Twenty-two
Jane’s head pounded and it was too hot in her room. She’d slept badly, had never really fallen completely asleep. She rolled over and stared at the ceiling, pondering what to do with the burden of her terrible knowledge.
At that moment, Winky shot into the room and across the wooden floor, her feet scampering so fast they skidded on the area rug. She jumped onto the bed, landing smack in the middle of Jane’s belly, and just as quickly bounded off again, rocketing to the dresser, darting to the window, and then back to the door and out to the hallway.
“Winky!” came Florence’s voice. “Come back, my girl! I’m sorry, I will not use it again!”
Frowning, Jane got out of bed, put on her robe, and went out to the hall to see what was going on. Winky was nowhere in sight, but Florence stood at the bottom of the stairs. She wore a pretty violet dress that Jane knew was one of Florence’s church dresses. Florence belonged to the same church as Jane and Nick—St. John’s Episcopal Church on Renton Avenue—though Jane wasn’t as conscientious about attending services as Florence was.
“I’m so sorry, missus, it is all my fault. I forgot about the hand cream. I should have just thrown it out when you told me what the vet said, but I do like it, and my mother sent it to me.”
Jane was about to tell her it was all right, that she should just put the hand cream away somewhere where she wouldn’t use it accidentally, but Florence had already turned toward the kitchen. “I will throw it away right now, missus. I will do it just now.”
Watching Florence bustling across the foyer toward the kitchen, Jane abruptly stopped. “You’re going to church . . .” she said, more thinking aloud than speaking to Florence.
Florence turned, smiling. “Yes, missus.”
“And the church bazaar is today, isn’t it?”

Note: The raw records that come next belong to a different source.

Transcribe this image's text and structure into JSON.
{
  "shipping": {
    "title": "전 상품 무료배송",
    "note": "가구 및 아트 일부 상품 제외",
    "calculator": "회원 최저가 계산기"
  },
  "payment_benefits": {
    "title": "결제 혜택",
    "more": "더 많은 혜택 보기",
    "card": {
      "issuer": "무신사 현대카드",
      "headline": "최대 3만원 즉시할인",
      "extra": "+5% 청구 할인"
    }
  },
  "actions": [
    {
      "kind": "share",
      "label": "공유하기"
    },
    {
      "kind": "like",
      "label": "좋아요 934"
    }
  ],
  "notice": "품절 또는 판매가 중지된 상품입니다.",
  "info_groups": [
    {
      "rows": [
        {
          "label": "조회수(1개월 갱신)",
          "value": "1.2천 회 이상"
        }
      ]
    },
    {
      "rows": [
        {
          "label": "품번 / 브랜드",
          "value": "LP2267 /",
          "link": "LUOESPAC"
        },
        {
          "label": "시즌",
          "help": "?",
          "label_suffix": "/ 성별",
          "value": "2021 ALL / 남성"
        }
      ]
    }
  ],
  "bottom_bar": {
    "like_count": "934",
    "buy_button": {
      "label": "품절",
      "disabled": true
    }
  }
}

“Yes,” Florence said, her eyes wide, “and you’d better not forget that, or a certain little someone”—she tilted her head toward the family room—”will be greatly disappointed.”
“You’re going?”
“Absolutely. I have made six of my coconut cakes to donate to the bake sale.”
“How nice,” Jane said vaguely.
Florence continued to the kitchen, and Jane walked down the stairs and followed. As Jane entered the kitchen, Nick appeared from the family room. “I’m hungry. Can I have some cereal?”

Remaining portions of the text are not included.